Don Fragiacomo concorda con la nostra richiesta di un Curatore archeologo professionista, ma chi lo pagherebbe, se il Museo restasse proprietà della Curia? Tra le sue competenze rientrerebbe anche la promozione dei resti romano-pagani e le aree archeo non di pertinenza della Parrocchia? Tutta la storia del paese va riconsiderata: benvenute le campagne di indagine col georadar promesse nella variante del piano regolatore in zone agricole… ma non si dovrebbe porre mano ad un’indagine sui mosaici del III secolo, scoperti in zona Rondon? I tempi potrebbero essere maturi per riscavarli e (ammesso che non siano stati distrutti per costruire silos e stalle) esporli restaurati nella Villa Luisa, che troverebbe così una sua nuova destinazione d’uso, unendo finalità pubblica e privata. Ma pensiamo anche al “restauro, ripristino conservativo e apertura al pubblico” di Santo Spirito e San Proto: un “panettone” privo addirittura di una fascia di rispetto la prima, la seconda divenuta uno squallido spazio vuoto, dove certo non piove più, ma non c’è quasi nulla da proteggere dalla pioggia.

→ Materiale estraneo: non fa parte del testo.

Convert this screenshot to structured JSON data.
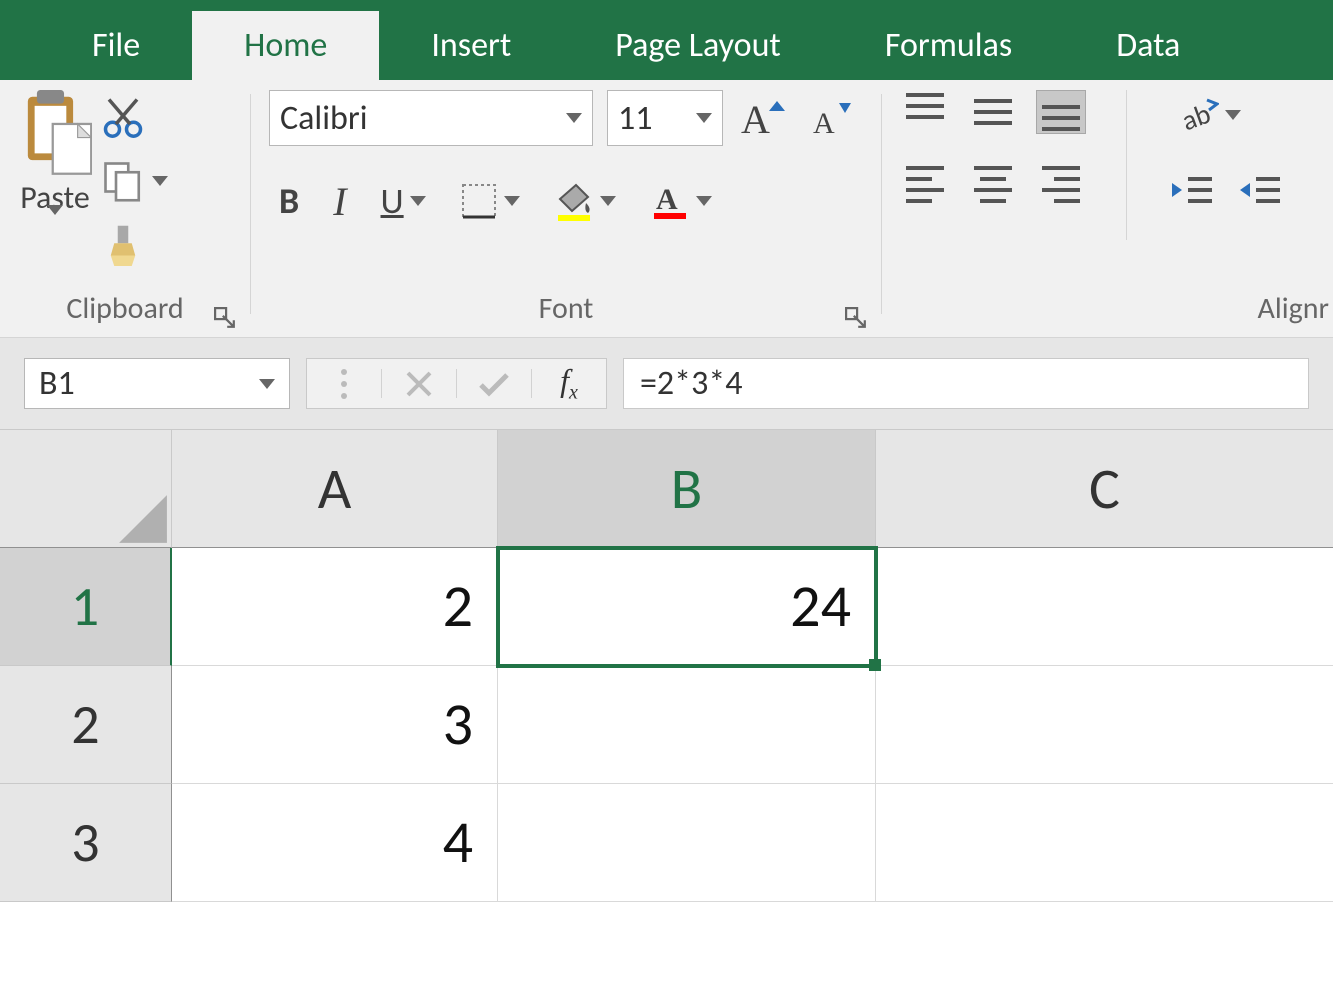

Don Fragiacomo è d’accordo anche su un “tavolo di lavoro consultivo ed operativo territoriale”, ma dubitiamo che i nostri amministratori abbiano capito che per entrare in un circuito turisticoculturale in modo non supino, bisogna promuovere concreti progetti di valorizzazione per attrarre visitatori e renderli soddisfatti degli inaspettati tesori qui presenti. Bisogna cioè investire in idee, contatti istituzionali e culturali, ricerca di finanziamenti pubblici e privati, pensare in grande… e non spendere solo per fare, alla fine, un’operazione di maquillage urbanistico.
Insomma: dei nostri beni si sono giustamente appropriati archeologi, storici dell’arte, di storia antica e del Cristianesimo e continueranno a farlo con le nuove scoperte. Le loro pubblicazioni faranno conoscere il nostro paese nel mondo accademico, daranno un contributo eccezionale sui secoli oscuri del medioevo, sui movimenti migratori, sull’alimentazione, sull’idrografia antica, ma cosa resterà nelle mani dei cittadini di San Canzian? Cosa vedranno di tutto ciò? San Canzian continuerà a restare l’ultimo paese della Bisiacaria, senza quella percezione di contare, che spinge la gente a partecipare.